State v. Thornton (ICA December 1, 2009)
Background. HPD stopped a car in Waikiki for an expired motor vehicle tax. Thornton was driving and Gipson was in the passenger's seat. Thornton presented his ID, vehicle registration, and insurance card. The police suspected that the insurance card was fraudulent and called the insurance company. In the meantime, another officer, Officer Pistor, saw what he believed to be a bullet-proof vest underneath Thornton's t-shirt. Thornton agreed to allow the police to search the car and signed a written consent form. The form gave Officer Pistor consent to have the "AUTO & CONTENTS, BAGS" searched for "FIREARMS, AMMUNITION." Thornton and Gipson got out of the car and Officer Pistor started to search the car. Officer Pistor found crystal methamphetamine and a scale. Then he found a black wallet lying flat on the driver's seat. Officer Pistor opened the wallet and four identification cards belonging to other people. Thornton and Gipson were arrested and in a search incident to the arrest, police found some methamphetamine, a pipe, and a plastic straw.
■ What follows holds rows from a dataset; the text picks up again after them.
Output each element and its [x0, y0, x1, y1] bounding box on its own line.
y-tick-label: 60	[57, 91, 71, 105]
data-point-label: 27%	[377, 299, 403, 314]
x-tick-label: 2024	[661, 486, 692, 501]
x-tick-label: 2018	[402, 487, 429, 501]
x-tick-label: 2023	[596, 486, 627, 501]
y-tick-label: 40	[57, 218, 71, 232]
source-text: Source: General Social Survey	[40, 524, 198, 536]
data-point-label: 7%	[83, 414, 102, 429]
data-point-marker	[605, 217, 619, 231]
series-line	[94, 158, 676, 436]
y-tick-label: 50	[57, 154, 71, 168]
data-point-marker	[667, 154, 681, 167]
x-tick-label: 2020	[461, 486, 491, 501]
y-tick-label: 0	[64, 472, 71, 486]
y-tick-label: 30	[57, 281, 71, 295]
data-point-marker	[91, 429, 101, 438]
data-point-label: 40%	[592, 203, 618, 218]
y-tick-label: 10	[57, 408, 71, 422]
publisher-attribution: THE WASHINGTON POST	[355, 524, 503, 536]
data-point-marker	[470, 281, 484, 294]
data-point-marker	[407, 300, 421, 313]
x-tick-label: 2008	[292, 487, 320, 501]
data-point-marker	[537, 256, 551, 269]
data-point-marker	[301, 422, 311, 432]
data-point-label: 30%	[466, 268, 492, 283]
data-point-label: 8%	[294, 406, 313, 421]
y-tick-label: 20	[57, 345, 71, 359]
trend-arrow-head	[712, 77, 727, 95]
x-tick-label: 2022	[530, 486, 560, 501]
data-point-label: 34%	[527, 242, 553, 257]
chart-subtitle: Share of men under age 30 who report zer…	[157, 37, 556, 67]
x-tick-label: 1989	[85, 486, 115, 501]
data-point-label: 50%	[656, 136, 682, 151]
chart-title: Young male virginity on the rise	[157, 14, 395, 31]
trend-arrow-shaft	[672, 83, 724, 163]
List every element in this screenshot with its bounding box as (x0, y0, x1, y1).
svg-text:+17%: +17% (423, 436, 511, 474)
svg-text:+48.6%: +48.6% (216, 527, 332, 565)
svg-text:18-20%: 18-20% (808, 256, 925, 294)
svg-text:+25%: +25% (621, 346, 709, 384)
Thornton was charged with promoting a dangerous drug in the third degree, unlawful use of drug paraphernalia, and unauthorized possession of confidential personal information (HRS § 708-839.55). Thornton filed a motion to suppress all the evidence. The motion was denied. The jury acquitted Thornton of the drug offenses, but found him guilty of the unauthorized possession of confidential information offense. Thornton appealed.
The Scope of a Consent to Search Hinges on Reasonableness. Warrantless searches are invalid "unless they fall within narrowly drawn exceptions." State v. Mahone, 67 Haw. 644, 646, 701 P.2d 171, 173 (1985). A search conducted "pursuant to voluntary and uncoerced consent by the person being searched" is such an exception. Id. Under the Fourth Amendment, "[t]he standard for measuring the scope of a suspect's consent . . . is that of 'objective' reasonableness--what would the typical reasonable person have understood by the exchange between the officer and the suspect?" Florida v. Jimeno, 500 U.S. 248, 251 (1991). Moreover, "[w]hen an individual gives a general statement of consent without express limitations, the scope of a permissible search is not limitless. Rather it is constrained by the bounds of reasonableness: what a police officer could reasonably interpret the consent to encompass." United States v. Strickland, 902 F.2d 937, 941 (11th Cir. 1990).
The ICA stated that "[a] search for firearms and ammunition pursuant to consent exceeds the scope of consent when either the characteristics of the area to be searched, or the investigating officer's observations do not reasonably suggest the presence of firearms or ammunition." See State v. Younger, 702 A.2d 477, 479-80 (N.J. Sup. Ct. App. Div. 1997); Foster v. State, 646 S.E.2d 302, 306 (Ga. Ct. App. 2007); State v. Huether, 453 N.@.3d 778, 782 (N.D. 1990).
Caches that Could Contain Contraband Doesn't cut it. In this case, the circuit court denied the motion to suppress because the black wallet could have contained a round of ammunition. The ICA agreed that the wallet was capable of containing ammunition, but that was the improper standard. Officer Pistor testified at the hearing on the motion that he felt nothing suggesting there was ammunition inside the wallet and that he was not nervous in handling the potentially loaded wallet. It was clear, according to the ICA, that Officer Pistor's reasonable observations did not suggest the presence of the ammunition. Thus, the search of the wallet exceeded the scope of Thornton's consent.
Two Elements to Determining Scope of Consensual Search. The ICA made it clear that the limits of a consensual search depend on two things: the characteristics of the area being searched and the officer's reasonable beliefs. The police need both in order to be within the scope. The area must reasonably suggest the presence of the item AND the officer's observations must also reasonably suggest the presence. Here, the police had the first one--a wallet can reasonably suggest the presence of ammunition. But the officer's testimony made it clear to the ICA that his observations did not suggest there was anything there. It would make sense that both elements are needed. After all, "[s]peculation or curiosity cannot provide the sole basis to legitimize warrantless searches or seizures." State v. Reed, 70 Haw. 107, 114, 762 P.2d 803, 807 (1988).